A handful of road users treat the Corps’ advocacy as a waste of time. They feel they know enough, bragging about trusting a God who is a master strategist in compliance with rules. They forget that safe driving requires shared responsibility at all times, not just when Marshals are cited on the road.
It reminds me of my pastor friend who was recently arrested for one‑way driving and paid a sixty‑thousand‑naira fine into government coffers. So why do we treat seat belts as decorative accessories? Why is common‑sense speed difficult to obey? Why do we perform James Bond stunts just to show off?
Do you know what being skilled means? Skilled drivers do not show off. They do not weave through traffic at dangerous speeds. Their focus is safety—day or night, rain or shine, daily, weekly, yearly. They do not think that accelerating is wisdom. They know that it is pure foolishness that can cost you your precious life.
Please consider Arsenal and their thirty‑eight games—sometimes boring, sometimes entertaining, always tactical, with the goal of bagging the three points that matters. You may not like us. You may hate us. You may say we don’t deserve the trophy, but the truth is that on Sunday 31 May 2026, the victory dance and songs will usher the Premier League champion.

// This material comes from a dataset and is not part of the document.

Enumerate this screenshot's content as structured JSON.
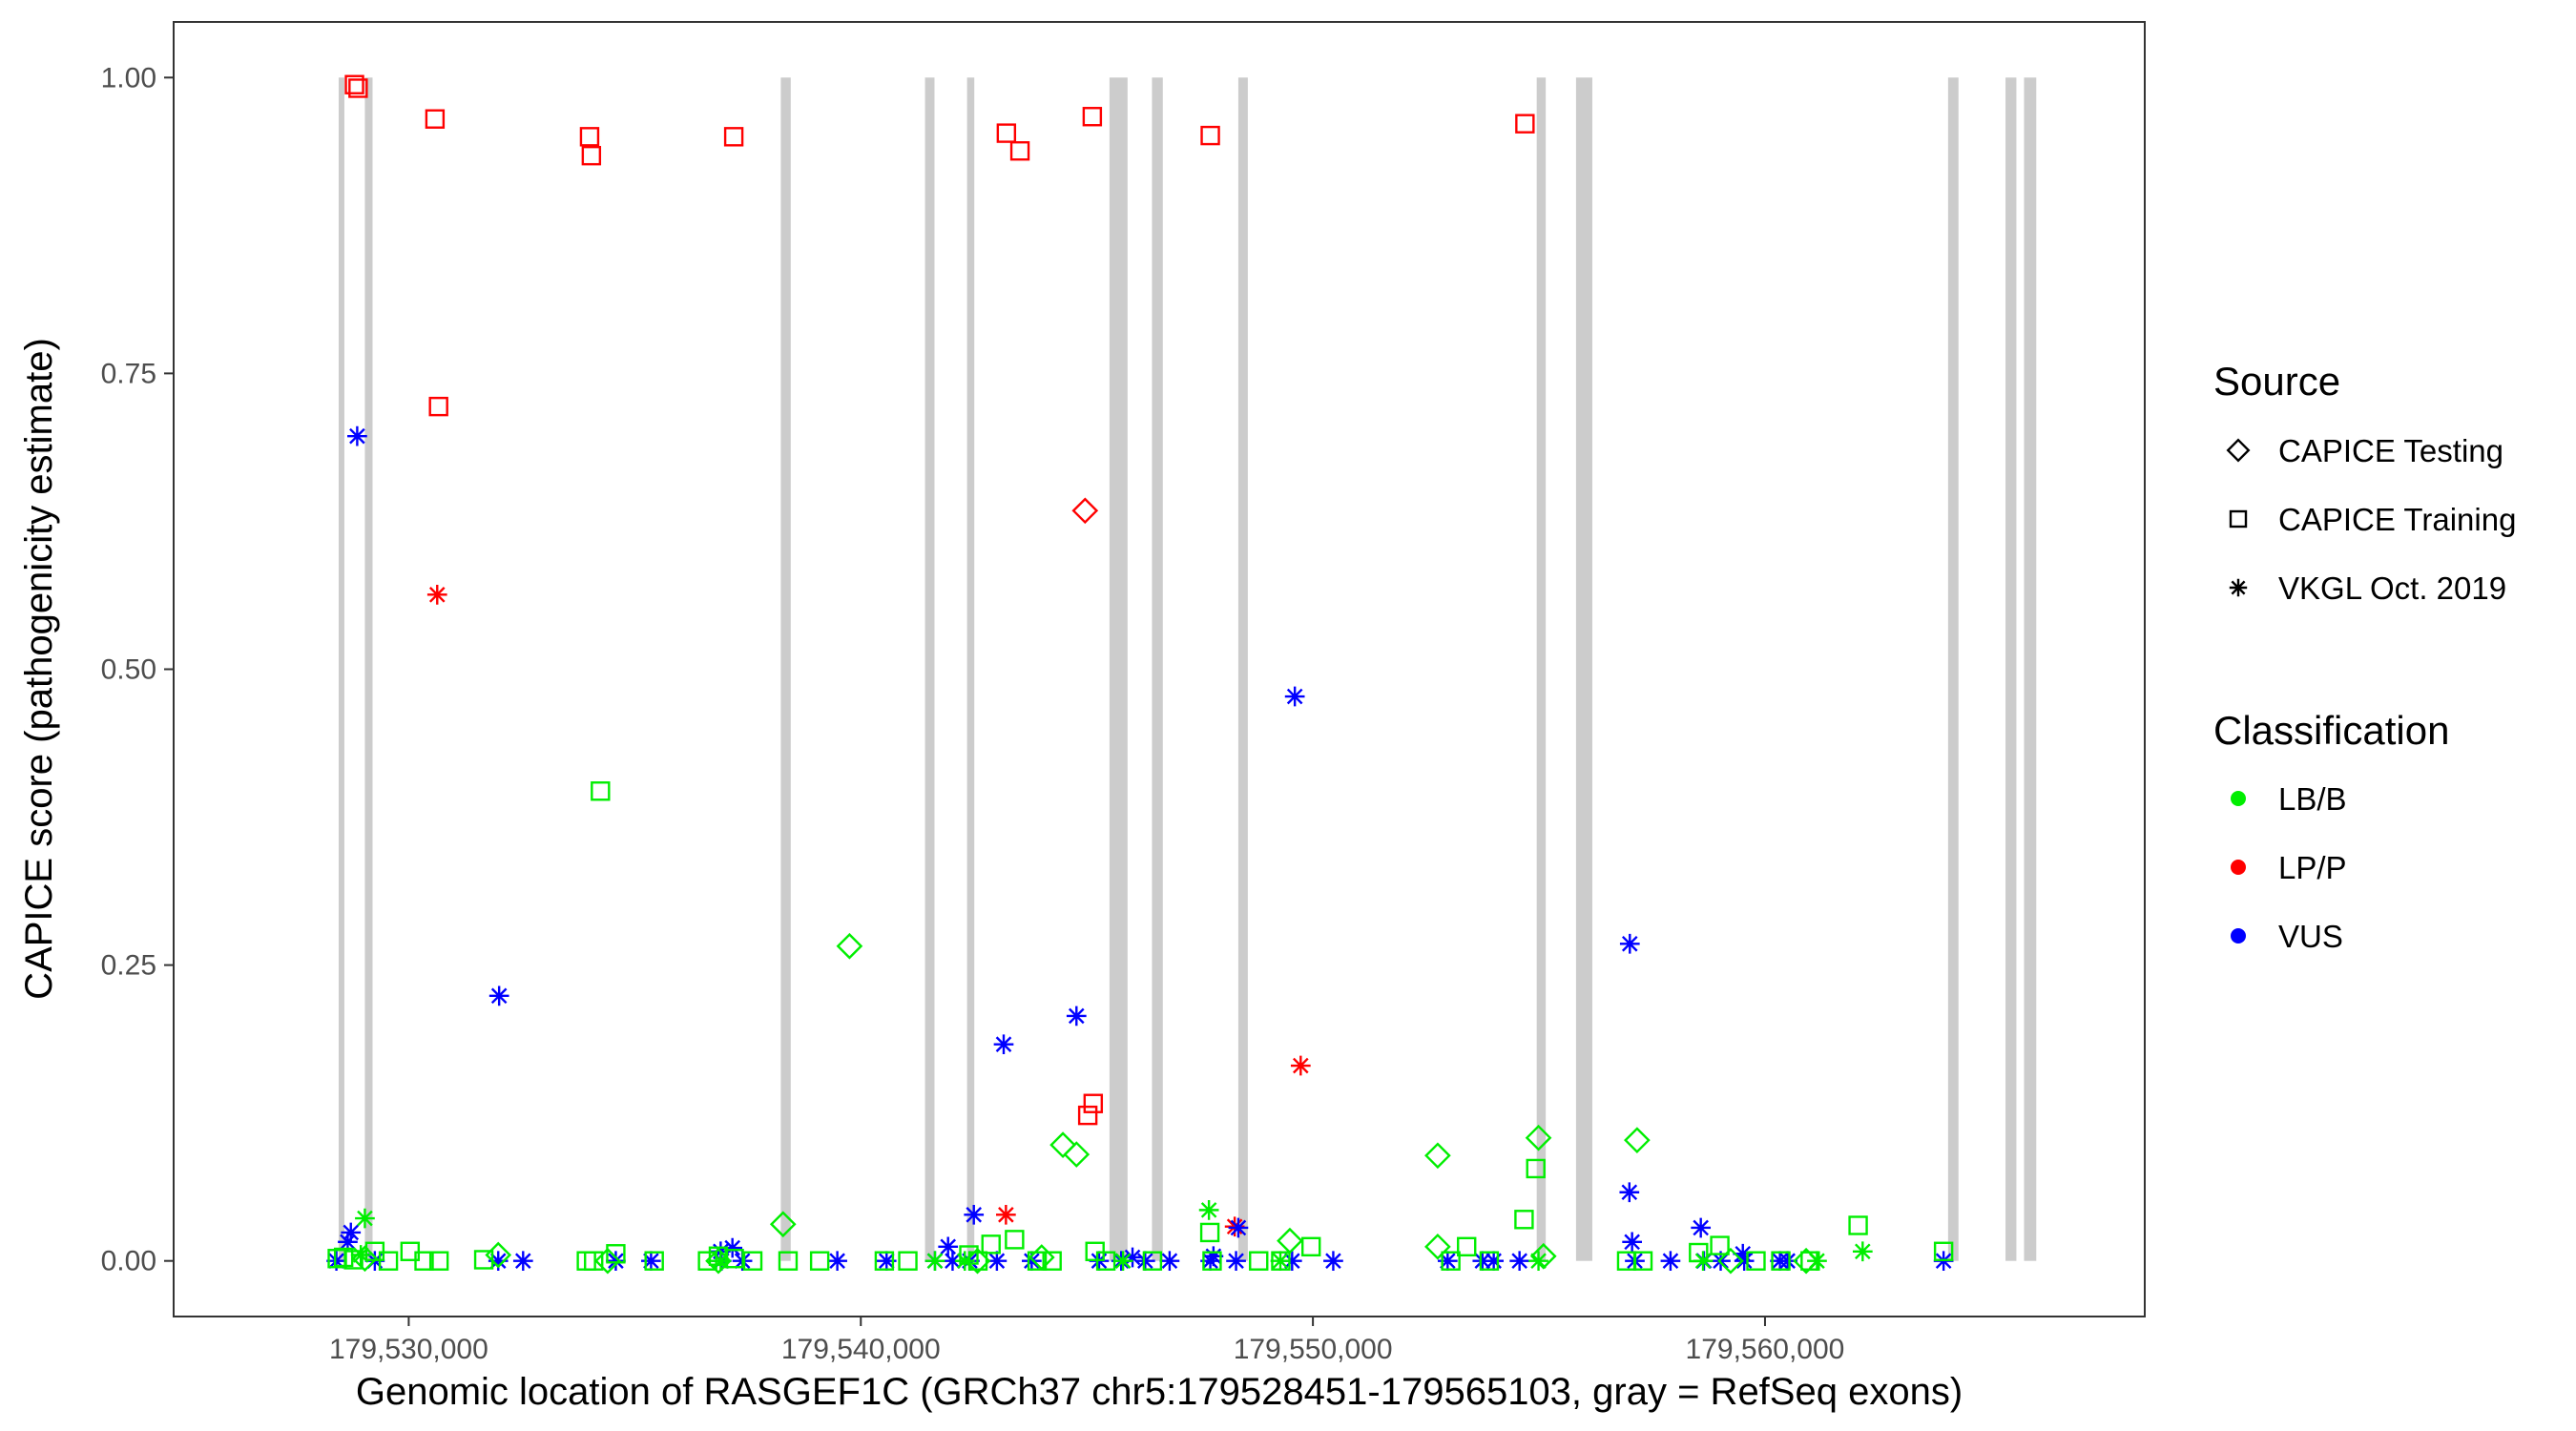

Meanwhile, teams whose players charged forward recklessly, entertained, and wished us bad luck were beaten through counter‑attacks. If you doubt me, ask Everton Football Club, who were so desperate to equalize against Arsenal that their goalkeeper, Jordan Pickford, and all defenders crowded Arsenal’s eighteen‑yard box, allowing sixteen‑year‑old Max Dowman to make history by scoring a vital goal for Arsenal. Everton’s albatross in that match was leaving their defense exposed.